I just looked at the first picture I posted and two things immediately jumped out at me...my mother should have been horse-whipped for cutting my hair short and perming it (what the hell was she thinking) and she had horrible taste in décor. I guess I could look at it like this...I was fashion forward! I wore an afro long before they were in style and her decorating style was eclectic. Phew! That takes the sting completely out of looking at that picture.


Monday, March 01, 2010

CREATURES OF HABIT

Long ago (and far away) I programmed myself to require "background noise" in order to fall asleep. Yes, I actually do sleep for short periods of time occasionally.

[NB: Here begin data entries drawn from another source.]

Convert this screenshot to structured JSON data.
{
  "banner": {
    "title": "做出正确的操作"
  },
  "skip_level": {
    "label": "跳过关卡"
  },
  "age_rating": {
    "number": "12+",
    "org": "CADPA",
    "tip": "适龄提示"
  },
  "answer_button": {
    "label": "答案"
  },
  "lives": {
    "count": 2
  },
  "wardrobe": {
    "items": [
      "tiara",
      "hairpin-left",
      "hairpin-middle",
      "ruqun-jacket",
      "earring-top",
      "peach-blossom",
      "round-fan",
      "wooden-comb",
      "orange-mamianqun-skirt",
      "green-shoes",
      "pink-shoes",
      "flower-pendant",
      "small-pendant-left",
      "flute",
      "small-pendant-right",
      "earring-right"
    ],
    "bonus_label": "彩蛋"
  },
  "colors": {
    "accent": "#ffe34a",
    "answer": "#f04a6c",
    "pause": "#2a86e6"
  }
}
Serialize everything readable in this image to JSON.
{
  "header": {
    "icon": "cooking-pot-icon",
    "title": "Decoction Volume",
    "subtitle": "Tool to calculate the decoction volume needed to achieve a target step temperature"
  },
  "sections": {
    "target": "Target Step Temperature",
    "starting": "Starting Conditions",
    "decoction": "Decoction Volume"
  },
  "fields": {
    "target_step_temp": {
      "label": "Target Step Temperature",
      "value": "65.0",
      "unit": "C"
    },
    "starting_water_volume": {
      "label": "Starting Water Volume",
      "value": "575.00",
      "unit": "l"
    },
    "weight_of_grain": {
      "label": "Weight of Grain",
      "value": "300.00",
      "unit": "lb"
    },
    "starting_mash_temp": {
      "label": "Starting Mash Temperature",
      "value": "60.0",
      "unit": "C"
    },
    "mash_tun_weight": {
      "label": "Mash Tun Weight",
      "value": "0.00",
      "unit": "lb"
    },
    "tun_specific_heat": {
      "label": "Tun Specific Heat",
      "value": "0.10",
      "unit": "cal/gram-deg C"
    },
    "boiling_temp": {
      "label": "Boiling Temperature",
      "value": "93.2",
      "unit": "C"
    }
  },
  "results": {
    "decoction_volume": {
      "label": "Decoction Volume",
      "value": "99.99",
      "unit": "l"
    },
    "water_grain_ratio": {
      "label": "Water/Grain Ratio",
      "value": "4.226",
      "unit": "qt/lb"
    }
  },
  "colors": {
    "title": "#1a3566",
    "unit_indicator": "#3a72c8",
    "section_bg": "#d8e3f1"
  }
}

If I fall asleep while watching television and someone turns the television off, I immediately wake up. Silence boggles my brain! Years ago, reading a book was like a sleeping pill for me, but now I can't read. Books are purchased and piled on my nightstand with the first page reread about a thousand times before I give up. WTF! I used to be an avid reader and now, I enjoy nothing.

Is that the depression stripping me of all pleasure? Does depression affect comprehension and our ability to retain what we read? I think I have come to know what adult ADD (attention deficit disorder) feels like. When I have the strength and stamina, I start one thing and before long I find myself doing some entirely unrelated task without finishing the first. Round and round I go until finally I come back to the first task and finish it.

This cycle used to happen quickly, but these days some tasks take months or years to complete. Procrastination? Not really! It's my distractibility that keeps me unfocused and unable to stay on task. Perhaps, I've always been this way, but unable to see it until I got depressed and started slowing down and really examining myself.

Gratitude statement: I'm grateful for the hundreds of television stations I have to choose from late at night.